I thought about it. I didn’t like the idea, but I couldn’t think of a single alternative. The fact was that we had to go and find the crash site no matter what. It was the first real hint of civilisation in years, so were we really going to turn it down?
“Fine,” I agreed. “Who knows. Maybe we’ll find Justin out there.”
As soon as I said the words, I felt a pang of sadness in my chest. I pictured my friend back in the Battle of Bleakholt. The look of resolve on his face as he told us about his plan. I remembered watching him walking across the battle field toward the infected. What had gone through his mind then? Did he think he was going to die?
At hearing Justin’s name, Mel’s face turned.
“Damn it Kyle, I couldn’t care less about him.”
Part of me wanted to drop everything, right there and then, and just go and find Justin. My friend was out there, somewhere. There were times when I thought about walking away from camp so that I could search for him, but my responsibilities wouldn't let me.
“What about Billy?” said Lou.
It was a name I hadn’t heard in a while, and it caught me by surprise.
“What about him?” I said.
“Maybe he’s out there.”
“He’s dead.”
In the battle of Bleakholt, Billy had driven away on a quad bike with a group of stalkers in tow. The stalkers had appeared during the middle of the battle, and there was no way we could have fought them at the same time as the infected. Billy had decided to lead them away, using himself as bait. I sometimes wondered what happened to him.
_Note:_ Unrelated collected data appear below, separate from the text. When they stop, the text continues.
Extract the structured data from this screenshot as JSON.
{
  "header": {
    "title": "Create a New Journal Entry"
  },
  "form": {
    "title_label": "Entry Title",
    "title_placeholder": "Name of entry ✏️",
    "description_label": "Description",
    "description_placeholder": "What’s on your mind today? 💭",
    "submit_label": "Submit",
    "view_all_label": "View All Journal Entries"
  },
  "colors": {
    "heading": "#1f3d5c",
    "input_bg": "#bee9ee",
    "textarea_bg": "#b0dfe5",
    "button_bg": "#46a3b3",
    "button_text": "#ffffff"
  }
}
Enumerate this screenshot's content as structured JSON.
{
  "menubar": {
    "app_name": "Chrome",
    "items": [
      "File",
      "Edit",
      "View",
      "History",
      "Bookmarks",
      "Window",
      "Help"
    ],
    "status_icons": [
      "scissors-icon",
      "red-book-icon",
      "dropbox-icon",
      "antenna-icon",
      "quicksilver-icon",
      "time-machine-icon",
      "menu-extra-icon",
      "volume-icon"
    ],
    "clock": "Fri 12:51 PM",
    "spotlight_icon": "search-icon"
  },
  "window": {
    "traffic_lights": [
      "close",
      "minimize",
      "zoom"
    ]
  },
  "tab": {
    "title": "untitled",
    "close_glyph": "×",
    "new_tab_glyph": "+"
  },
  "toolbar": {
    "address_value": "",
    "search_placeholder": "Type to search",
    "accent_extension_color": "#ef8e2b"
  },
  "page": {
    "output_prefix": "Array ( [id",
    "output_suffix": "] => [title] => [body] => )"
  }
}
I guessed that he drove the quad as far as he could with the stalkers in tow. Sooner or later the fuel tank had emptied and the engine had spluttered. The bike slowed to a stop, and Billy gripped the handlebars tighter, the prospect of his imminent death hanging over him.
***
We decided to leave that night. We could have left it until morning, but we knew that time wasn’t a resource we had in abundance. After much discussion, the finally group was selected. We needed a mixture of skills if we were going into the Wilds. Even though I wasn’t happy with some of the choices, I knew that
they were necessary. The final group was me, Lou, Mel, Charlie, Ben, Reggie and finally, Gregor Horlock.
“No way am I taking him,” I had said, when Melisa made her suggestion.
“He used to be in the army, Kyle,” she said. “He’s got useful skills. Don’t just dismiss him because you don’t like him. The meat might smell bad, but if it tastes okay then you eat it.”
“What the hell does that mean?”
“It’s one of Gregor’s sayings.”
“Jesus.”
Later that night, a mile away from camp, we walked in silence toward the hills in the horizon. Somewhere east of us was the Quarryman’ Secret, the pub Kendal and I had passed. To our west were the Grey Basin woods. The legends of the countryside were silly in the daylight, but at night the idea of murderous husbands and cannibal tribes was all too plausible.